By David P. Harris
Department store Myer and online shopping giant eBay have teamed up to offer something different to consumers in a bold bid to change the way we shop, interact with, research and purchase products.
Their creation of a virtual reality (VR) department store – a place where consumers can shop if they are unable to visit Myer’s bricks and mortar stores – enables them to challenge the retail status quo.
Whether it came about by chance, intuition or meticulous research, the new offering is an experiment in sensory marketing. This is an area of marketing that combines perception, sensation and cognition.
How we use our senses to shop
There’s been a recent rush towards the field of sensory marketing, which was first pioneered by Professor Aradhna Krishna.
Krishna defines sensory marketing as “marketing that engages the consumers’ senses and affects their perception, judgment and behaviour”. Essentially, sensory marketing considers how a consumer sees, tastes, touches, smells and even hears the product and/or service experience.
Sounds like common sense, but the uptake by retailers and managers to incorporate sensory elements into their products, stores and exchange designs has been slow. This is intriguing considering the plethora of emerging evidence on the power sensory modalities have on our decision making.
We use our senses to navigate our world and shape our decisions. Incorporating sensory elements into physical settings may be relatively easy, but an online environment presents a much harder, yet equally as important challenge. The Myer/eBay initiative is definitely a step in the right direction.
The service incorporates both vision and touch. It facilitates a means for consumers to connect with their brands in a new and novel way. I can hear you saying, “Don’t we look at products all the time normally?” “How are you touching the products?”

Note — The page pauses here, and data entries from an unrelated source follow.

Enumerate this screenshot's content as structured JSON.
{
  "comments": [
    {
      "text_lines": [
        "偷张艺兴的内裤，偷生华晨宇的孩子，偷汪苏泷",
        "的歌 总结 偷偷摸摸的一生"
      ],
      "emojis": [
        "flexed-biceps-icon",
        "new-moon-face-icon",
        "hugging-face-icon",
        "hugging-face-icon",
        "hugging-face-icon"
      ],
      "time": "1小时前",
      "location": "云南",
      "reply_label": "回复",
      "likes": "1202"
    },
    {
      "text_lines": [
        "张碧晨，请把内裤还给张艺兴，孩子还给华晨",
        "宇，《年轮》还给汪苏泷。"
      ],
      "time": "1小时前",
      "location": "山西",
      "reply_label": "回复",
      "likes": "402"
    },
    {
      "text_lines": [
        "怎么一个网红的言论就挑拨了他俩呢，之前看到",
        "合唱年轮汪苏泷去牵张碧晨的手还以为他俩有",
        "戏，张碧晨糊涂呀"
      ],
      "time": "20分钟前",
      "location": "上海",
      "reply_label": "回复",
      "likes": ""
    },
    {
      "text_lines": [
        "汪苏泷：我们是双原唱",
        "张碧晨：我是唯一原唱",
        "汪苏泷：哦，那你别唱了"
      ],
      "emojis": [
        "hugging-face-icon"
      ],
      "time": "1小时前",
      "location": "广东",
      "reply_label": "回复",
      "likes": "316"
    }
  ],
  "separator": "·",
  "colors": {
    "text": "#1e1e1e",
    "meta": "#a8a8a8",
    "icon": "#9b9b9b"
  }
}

There are two answers. First, customers have to hold the VR system in their hands and against their face. By doing this they are physically connecting their skin receptors to the VR department store. This could facilitate what is known as an endowment effect.
Secondly in terms of vision, customers are looking at products in a very different way.
They have a deep and sustained focus, something they have unlikely embraced before. Research suggests that a deeper and longer visual fixation on products and brands during visual search may create positive connections in consumers’ minds. What this means for purchase behaviour in the VR store only time can tell.
Where to next?
With the deep focus required to operate the VR department store, opportunities are available to expose consumers to subliminal imagery which could be used to trigger a favourable response.
Further sensory opportunities exist by providing congruence of sight, sound and touch during the shopping experience. It’s likely smartphone manufacturers will soon start building eye tracking technology into their devices so this type of shopping becomes commonplace.
Initially at least, the VR department store may see a reciprocity effect – where consumers who have received the free eBay VR device return in kind by spending hours in the virtual store and shopping above and beyond their discretionary budgets. The fear of course is the novelty will wear off quickly.
The challenge for the Myer/eBay alliance is to maintain any interest they attract and convert this interest into a real return on investment. In terms of online stores, maybe we have always been looking, now for the first time we may be seeing.
David P Harris is a PhD student of sensory marketing and consumer psychology and a sessional lecturer in marketing at CQUniversity Australia.